In the late 1970s, Ian Penman’s reviews and profiles for the New Musical Express took the form of a cultural criticism expansive enough to encompass French theory and a sort of haphazard cinephilia. One night in the mid-1980s, so the story goes, Nicolas Roeg handed Penman a bottle of whiskey, poured himself a gin and tonic, and cut loose. “If everybody loved Penman on Paul Schrader, on James Garner, scraping the formaldehyde off Jack Nicholson, then the Roeg improvisation hit the wall,” wrote Iain Sinclair in his 1998 review of Penman’s collection Vital Signs: Music, Movies and Other Manias for the London Review of Books. “The Roeg text was a demented cut-up of quotation, a dialectically unbalanced construction that refused to deliver comfortable Polaroids of its subject. It was, in itself, an artwork. A portrait in the form of a resignation note.”
Penman disappeared for a while, then reappeared in the pages of the Wire, the Guardian, the Face, and the LRB. “His peers spoke of ‘doing’ Penman, as if his customized prose was the drug of choice,” wrote Sinclair. Here’s a free sample: “A naked man stalks his grungy, low-lit apartment. You get the impression everything is the color of nicotine. A claustrophobic place of thick carpets and bleary mirrors, empty rum and Coke bottles piled high in the kitchen. Rainer Werner Fassbinder is having one of his stand-offs with the world.”
These are the opening lines of the “Overture” that launches Penman’s new book Fassbinder Thousands of Mirrors, which will be out in the UK on April 19 from Fitzcarraldo Editions and in the U.S. on May 2 from Semiotext(e). The scene Penman is describing occurs about midway into Fassbinder’s twenty-six-minute contribution to Germany in Autumn (1978), an omnibus film made in response to the then-ongoing standoff between the left-wing terrorist group Red Army Faction and the West German government. “I can still recall the feelings of shock and disbelief and—what else?—something like exultation, seeing Germany in Autumn for the first time,” writes Penman.

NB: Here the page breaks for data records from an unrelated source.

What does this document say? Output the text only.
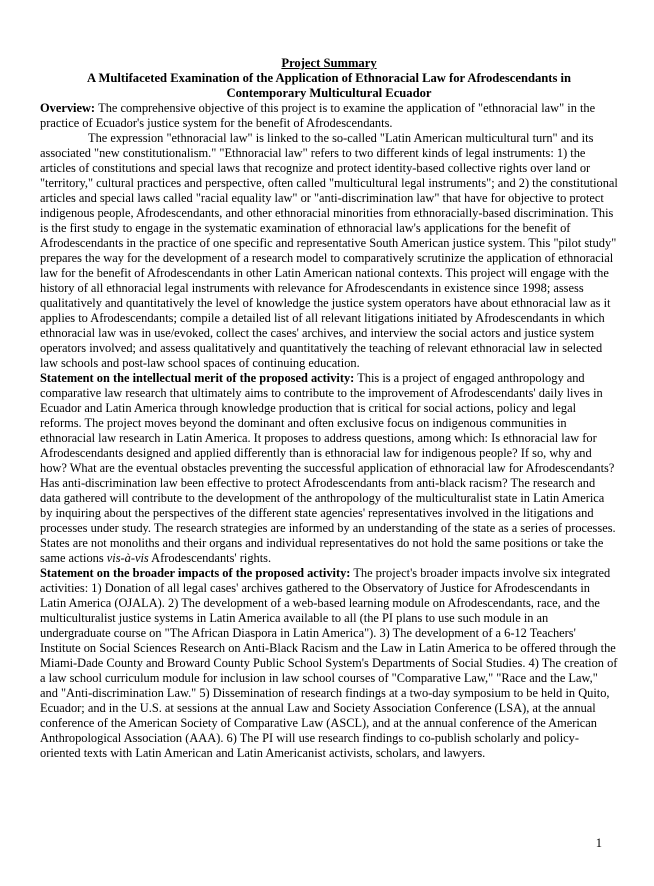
Project Summary
A Multifaceted Examination of the Application of Ethnoracial Law for Afrodescendants in
Contemporary Multicultural Ecuador

Overview: The comprehensive objective of this project is to examine the application of "ethnoracial law" in the practice of Ecuador's justice system for the benefit of Afrodescendants.

The expression "ethnoracial law" is linked to the so-called "Latin American multicultural turn" and its associated "new constitutionalism." "Ethnoracial law" refers to two different kinds of legal instruments: 1) the articles of constitutions and special laws that recognize and protect identity-based collective rights over land or "territory," cultural practices and perspective, often called "multicultural legal instruments"; and 2) the constitutional articles and special laws called "racial equality law" or "anti-discrimination law" that have for objective to protect indigenous people, Afrodescendants, and other ethnoracial minorities from ethnoracially-based discrimination. This is the first study to engage in the systematic examination of ethnoracial law's applications for the benefit of Afrodescendants in the practice of one specific and representative South American justice system. This "pilot study" prepares the way for the development of a research model to comparatively scrutinize the application of ethnoracial law for the benefit of Afrodescendants in other Latin American national contexts. This project will engage with the history of all ethnoracial legal instruments with relevance for Afrodescendants in existence since 1998; assess qualitatively and quantitatively the level of knowledge the justice system operators have about ethnoracial law as it applies to Afrodescendants; compile a detailed list of all relevant litigations initiated by Afrodescendants in which ethnoracial law was in use/evoked, collect the cases' archives, and interview the social actors and justice system operators involved; and assess qualitatively and quantitatively the teaching of relevant ethnoracial law in selected law schools and post-law school spaces of continuing education.

Statement on the intellectual merit of the proposed activity: This is a project of engaged anthropology and comparative law research that ultimately aims to contribute to the improvement of Afrodescendants' daily lives in Ecuador and Latin America through knowledge production that is critical for social actions, policy and legal reforms. The project moves beyond the dominant and often exclusive focus on indigenous communities in ethnoracial law research in Latin America. It proposes to address questions, among which: Is ethnoracial law for Afrodescendants designed and applied differently than is ethnoracial law for indigenous people? If so, why and how? What are the eventual obstacles preventing the successful application of ethnoracial law for Afrodescendants? Has anti-discrimination law been effective to protect Afrodescendants from anti-black racism? The research and data gathered will contribute to the development of the anthropology of the multiculturalist state in Latin America by inquiring about the perspectives of the different state agencies' representatives involved in the litigations and processes under study. The research strategies are informed by an understanding of the state as a series of processes. States are not monoliths and their organs and individual representatives do not hold the same positions or take the same actions vis-à-vis Afrodescendants' rights.

Statement on the broader impacts of the proposed activity: The project's broader impacts involve six integrated activities: 1) Donation of all legal cases' archives gathered to the Observatory of Justice for Afrodescendants in Latin America (OJALA). 2) The development of a web-based learning module on Afrodescendants, race, and the multiculturalist justice systems in Latin America available to all (the PI plans to use such module in an undergraduate course on "The African Diaspora in Latin America"). 3) The development of a 6-12 Teachers' Institute on Social Sciences Research on Anti-Black Racism and the Law in Latin America to be offered through the Miami-Dade County and Broward County Public School System's Departments of Social Studies. 4) The creation of a law school curriculum module for inclusion in law school courses of "Comparative Law," "Race and the Law," and "Anti-discrimination Law." 5) Dissemination of research findings at a two-day symposium to be held in Quito, Ecuador; and in the U.S. at sessions at the annual Law and Society Association Conference (LSA), at the annual conference of the American Society of Comparative Law (ASCL), and at the annual conference of the American Anthropological Association (AAA). 6) The PI will use research findings to co-publish scholarly and policy-oriented texts with Latin American and Latin Americanist activists, scholars, and lawyers.

1
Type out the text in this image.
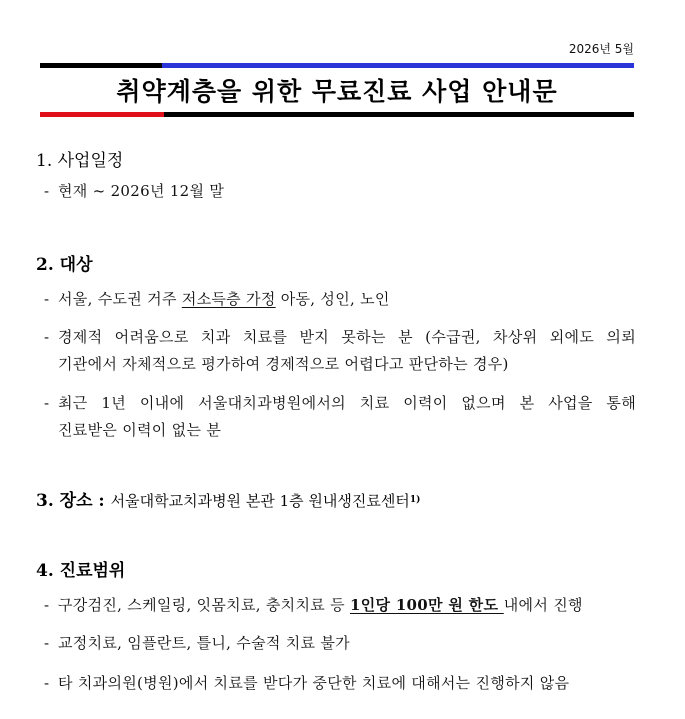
2026년 5월
취약계층을 위한 무료진료 사업 안내문
1. 사업일정
- 현재 ~ 2026년 12월 말
2. 대상
- 서울, 수도권 거주 저소득층 가정 아동, 성인, 노인
- 경제적 어려움으로 치과 치료를 받지 못하는 분 (수급권, 차상위 외에도 의뢰
기관에서 자체적으로 평가하여 경제적으로 어렵다고 판단하는 경우)
- 최근 1년 이내에 서울대치과병원에서의 치료 이력이 없으며 본 사업을 통해
진료받은 이력이 없는 분
3. 장소 : 서울대학교치과병원 본관 1층 원내생진료센터$^{1)}$
4. 진료범위
- 구강검진, 스케일링, 잇몸치료, 충치치료 등 1인당 100만 원 한도 내에서 진행
- 교정치료, 임플란트, 틀니, 수술적 치료 불가
- 타 치과의원(병원)에서 치료를 받다가 중단한 치료에 대해서는 진행하지 않음
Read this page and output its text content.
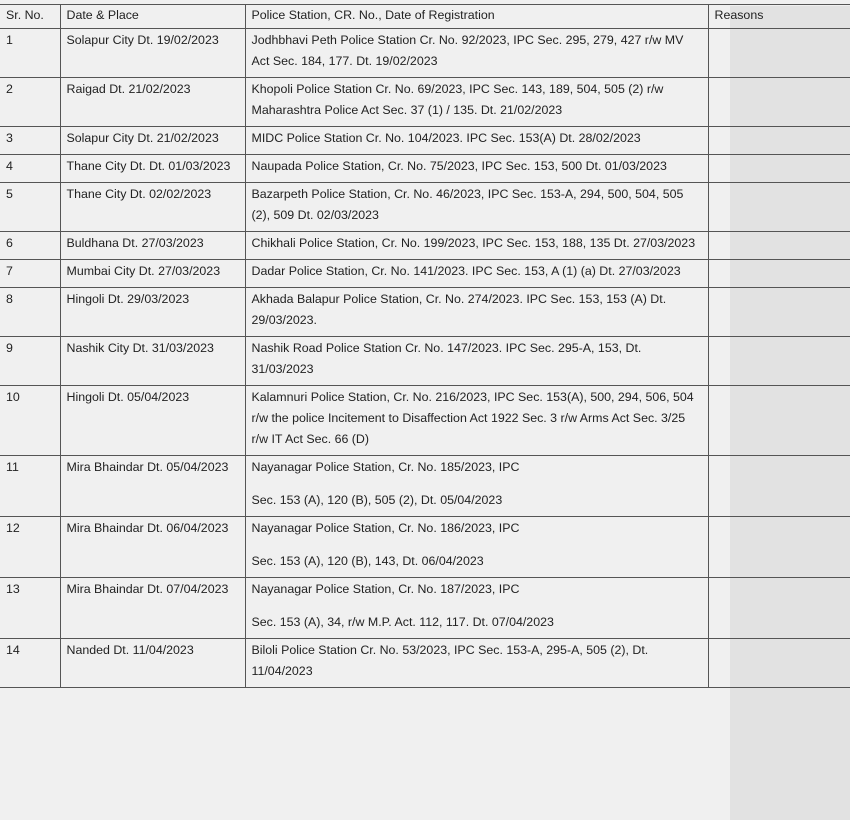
Sr. No.	Date & Place	Police Station, CR. No., Date of Registration	Reasons
1	Solapur City Dt. 19/02/2023	Jodhbhavi Peth Police Station Cr. No. 92/2023, IPC Sec. 295, 279, 427 r/w MV Act Sec. 184, 177. Dt. 19/02/2023	
2	Raigad Dt. 21/02/2023	Khopoli Police Station Cr. No. 69/2023, IPC Sec. 143, 189, 504, 505 (2) r/w Maharashtra Police Act Sec. 37 (1) / 135. Dt. 21/02/2023	
3	Solapur City Dt. 21/02/2023	MIDC Police Station Cr. No. 104/2023. IPC Sec. 153(A) Dt. 28/02/2023	
4	Thane City Dt. Dt. 01/03/2023	Naupada Police Station, Cr. No. 75/2023, IPC Sec. 153, 500 Dt. 01/03/2023	
5	Thane City Dt. 02/02/2023	Bazarpeth Police Station, Cr. No. 46/2023, IPC Sec. 153-A, 294, 500, 504, 505 (2), 509 Dt. 02/03/2023	
6	Buldhana Dt. 27/03/2023	Chikhali Police Station, Cr. No. 199/2023, IPC Sec. 153, 188, 135 Dt. 27/03/2023	
7	Mumbai City Dt. 27/03/2023	Dadar Police Station, Cr. No. 141/2023. IPC Sec. 153, A (1) (a) Dt. 27/03/2023	
8	Hingoli Dt. 29/03/2023	Akhada Balapur Police Station, Cr. No. 274/2023. IPC Sec. 153, 153 (A) Dt. 29/03/2023.	
9	Nashik City Dt. 31/03/2023	Nashik Road Police Station Cr. No. 147/2023. IPC Sec. 295-A, 153, Dt. 31/03/2023	
10	Hingoli Dt. 05/04/2023	Kalamnuri Police Station, Cr. No. 216/2023, IPC Sec. 153(A), 500, 294, 506, 504 r/w the police Incitement to Disaffection Act 1922 Sec. 3 r/w Arms Act Sec. 3/25 r/w IT Act Sec. 66 (D)	
11	Mira Bhaindar Dt. 05/04/2023	Nayanagar Police Station, Cr. No. 185/2023, IPC
Sec. 153 (A), 120 (B), 505 (2), Dt. 05/04/2023	
12	Mira Bhaindar Dt. 06/04/2023	Nayanagar Police Station, Cr. No. 186/2023, IPC
Sec. 153 (A), 120 (B), 143, Dt. 06/04/2023	
13	Mira Bhaindar Dt. 07/04/2023	Nayanagar Police Station, Cr. No. 187/2023, IPC
Sec. 153 (A), 34, r/w M.P. Act. 112, 117. Dt. 07/04/2023	
14	Nanded Dt. 11/04/2023	Biloli Police Station Cr. No. 53/2023, IPC Sec. 153-A, 295-A, 505 (2), Dt. 11/04/2023	
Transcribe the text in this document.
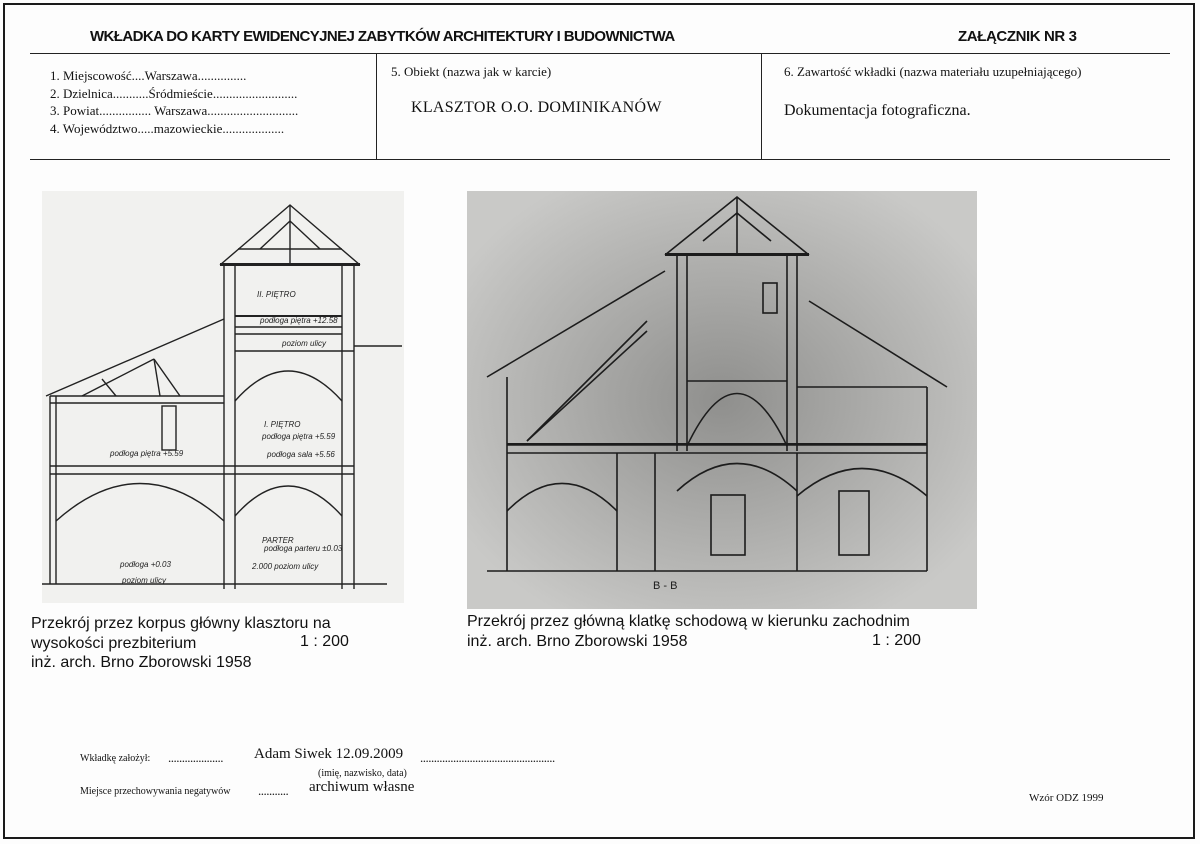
WKŁADKA DO KARTY EWIDENCYJNEJ ZABYTKÓW ARCHITEKTURY I BUDOWNICTWA	ZAŁĄCZNIK NR 3
1. Miejscowość....Warszawa...............
2. Dzielnica...........Śródmieście..........................
3. Powiat................ Warszawa............................
4. Województwo.....mazowieckie...................
5. Obiekt (nazwa jak w karcie)
KLASZTOR O.O. DOMINIKANÓW
6. Zawartość wkładki (nazwa materiału uzupełniającego)
Dokumentacja fotograficzna.
II. PIĘTRO
podłoga piętra +12.58
poziom ulicy
I. PIĘTRO
podłoga piętra +5.59
podłoga sala +5.56
podłoga piętra +5.59
PARTER
podłoga parteru ±0.03
podłoga +0.03
poziom ulicy
2.000 poziom ulicy
B - B
Przekrój przez korpus główny klasztoru na
wysokości prezbiterium
inż. arch. Brno Zborowski 1958
1 : 200
Przekrój przez główną klatkę schodową w kierunku zachodnim
inż. arch. Brno Zborowski 1958	1 : 200
Wkładkę założył: .................... Adam Siwek 12.09.2009 .................................................
(imię, nazwisko, data)
Miejsce przechowywania negatywów ........... archiwum własne
Wzór ODZ 1999
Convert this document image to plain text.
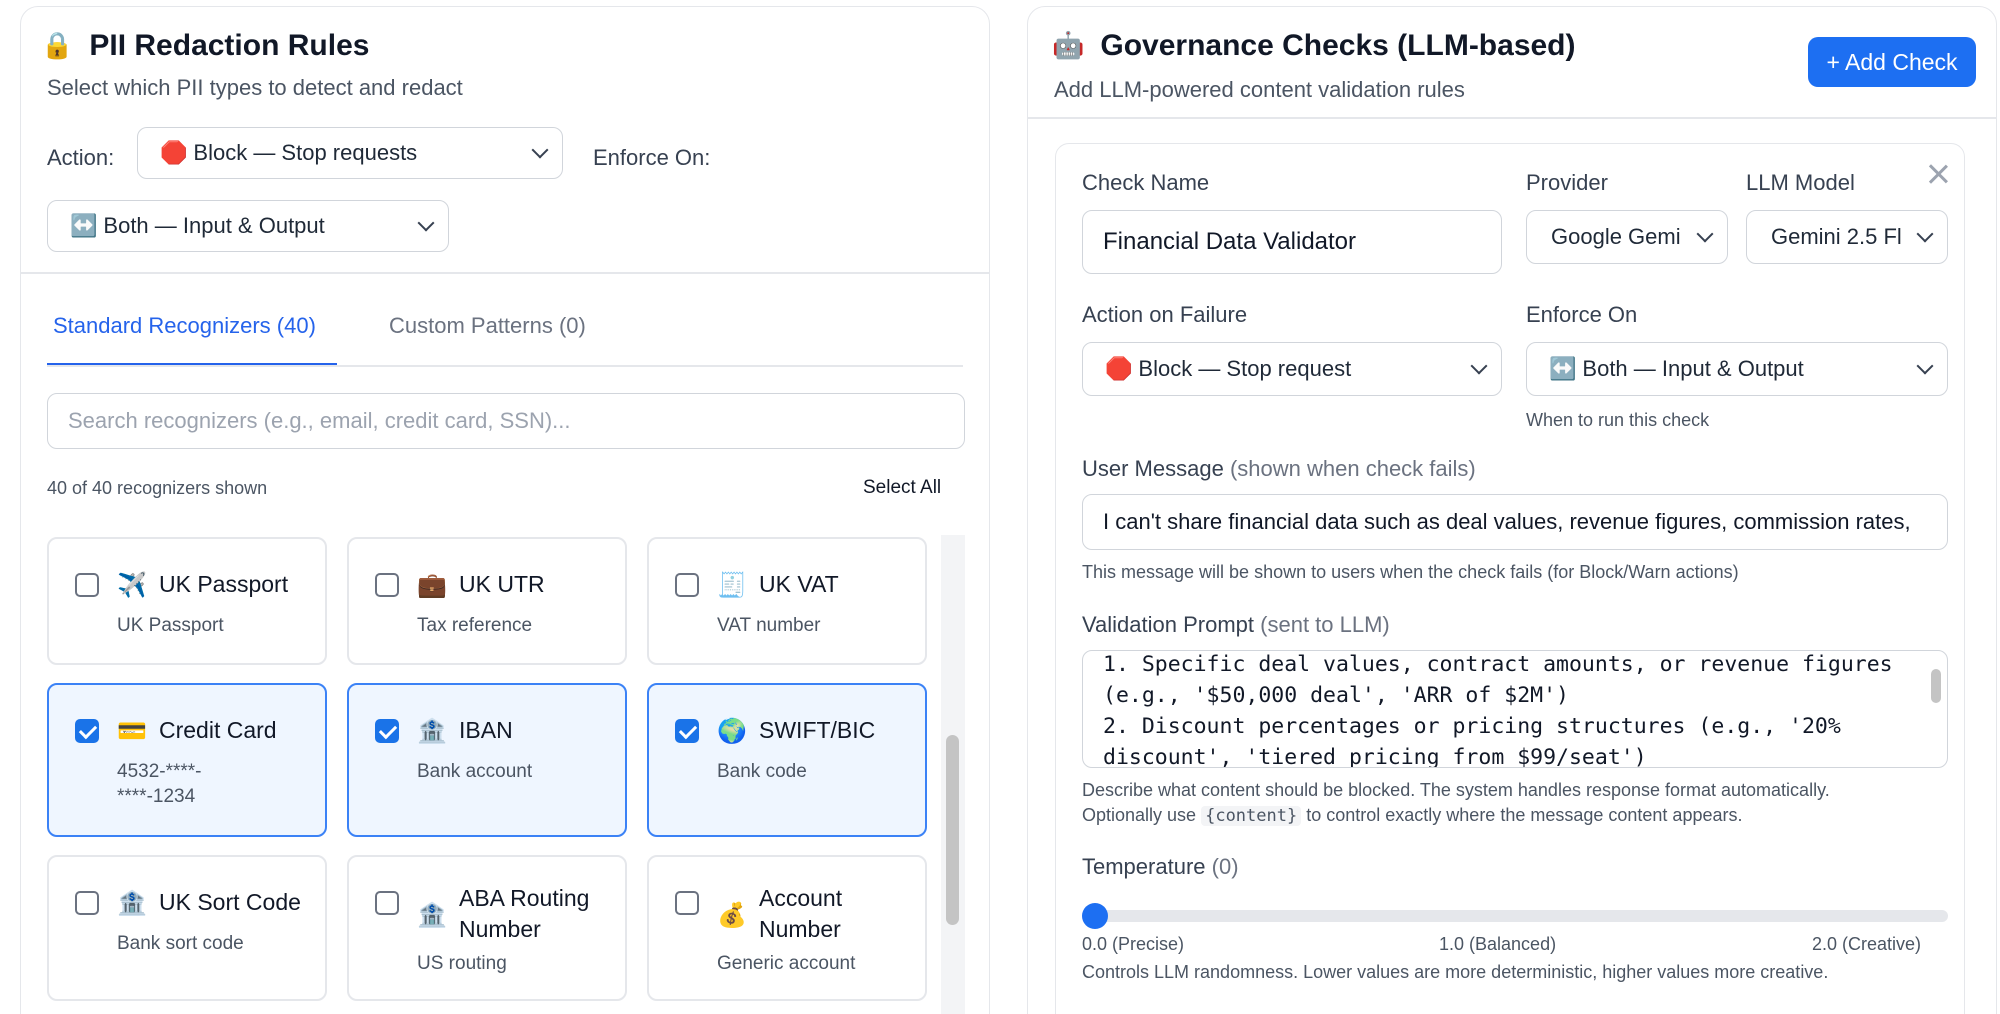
🔒 PII Redaction Rules
Select which PII types to detect and redact
Action: 🛑 Block — Stop requests	Enforce On:
↔️ Both — Input & Output
Standard Recognizers (40)	Custom Patterns (0)
Search recognizers (e.g., email, credit card, SSN)...
40 of 40 recognizers shown	Select All
✈️ UK Passport
UK Passport
💼 UK UTR
Tax reference
🧾 UK VAT
VAT number
💳 Credit Card
4532-****-
****-1234
🏦 IBAN
Bank account
🌍 SWIFT/BIC
Bank code
🏦 UK Sort Code
Bank sort code
🏦
ABA Routing
Number
US routing
💰
Account
Number
Generic account
🤖 Governance Checks (LLM-based)
Add LLM-powered content validation rules
+ Add Check
Check Name
Financial Data Validator
Provider
Google Gemi
LLM Model
Gemini 2.5 Fl
Action on Failure
🛑 Block — Stop request
Enforce On
↔️ Both — Input & Output
When to run this check
User Message (shown when check fails)
I can't share financial data such as deal values, revenue figures, commission rates,
This message will be shown to users when the check fails (for Block/Warn actions)
Validation Prompt (sent to LLM)
1. Specific deal values, contract amounts, or revenue figures
(e.g., '$50,000 deal', 'ARR of $2M')
2. Discount percentages or pricing structures (e.g., '20%
discount', 'tiered pricing from $99/seat')
Describe what content should be blocked. The system handles response format automatically.
Optionally use {content} to control exactly where the message content appears.
Temperature (0)
0.0 (Precise)	1.0 (Balanced)	2.0 (Creative)
Controls LLM randomness. Lower values are more deterministic, higher values more creative.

Talking to Jeremy Allen at the Quietus, Penman suggests that it “may be stretching it to cast Fassbinder as a lone punk standing against the prog rock ponderousness of Euro art house, but it did feel a bit like that at the time.” Fassbinder “gave us so much to go on, and yet he’s still very hard to sum up or pin down.” The title of Penman’s book echoes the quote at the front, and it’s taken from Vladimir Nabokov’s short fourth novel, The Eye (1930): “For I do not exist: there exist but thousands of mirrors that reflect me. With every acquaintance I make, the population of phantoms reflecting me increases.”
Fassbinder Thousands of Mirrors is not a straight-ahead biography of the director who made more than forty features and wrote nearly two dozen plays before he died in the summer of 1982 at the age of thirty-seven. Nor is the book an orderly critical analysis. “I have no desire to be some kind of amiable, reasonable, encyclopedic curator of the archive,” writes Penman in the first of 450 numbered passages. In Fassbinder’s “outsize catalogue, there are moments of high drama, but also long cool shallows; sublime self-possession but also cartoonish self-parody. Celebrating the extortionate whole or appraising each individual atom: both choices seem wrong somehow.”
Observer critic Anthony Quinn calls the book “a freewheeling, hopscotching study of the Fassbinder allure and an investigation of Penman’s younger self,” and Christine Smallwood has more on that at 4Columns: “Riffs on Benjamin, Derrida, Barthes, Mann, and Genet come together as intellectual autobiography.” Penman “goes down all the alleyways: musings on postwar Germany; on RWF as punk or post-punk; on modernism, shock, sleeping, and dreaming; on Sirk, Nabokov, doubles, television, and a persuasive theory of the cinema as ‘entertainment bunker.’ Thousands of Mirrors has style to burn. It has no angst of big questions and puts itself under no burden to answer them.”
Penman “has a formidable skill for getting the contours of a larger-than-life persona and the feeling of a zeitgeist down on the page, both of which are more closely associated with music writing than with the textual dissection that grounds most film criticism,” writes Erika Balsom in the new Cinema Scope. Balsom finds that “what is most compelling about this book (and it is indeed compelling) are not its precise insights into the director’s oeuvre or persona, many of which are familiar enough—it is the author’s positioning of these within a much wider, unflaggingly personal constellation of obsessions and experiences, all delivered in distinctively styled prose.”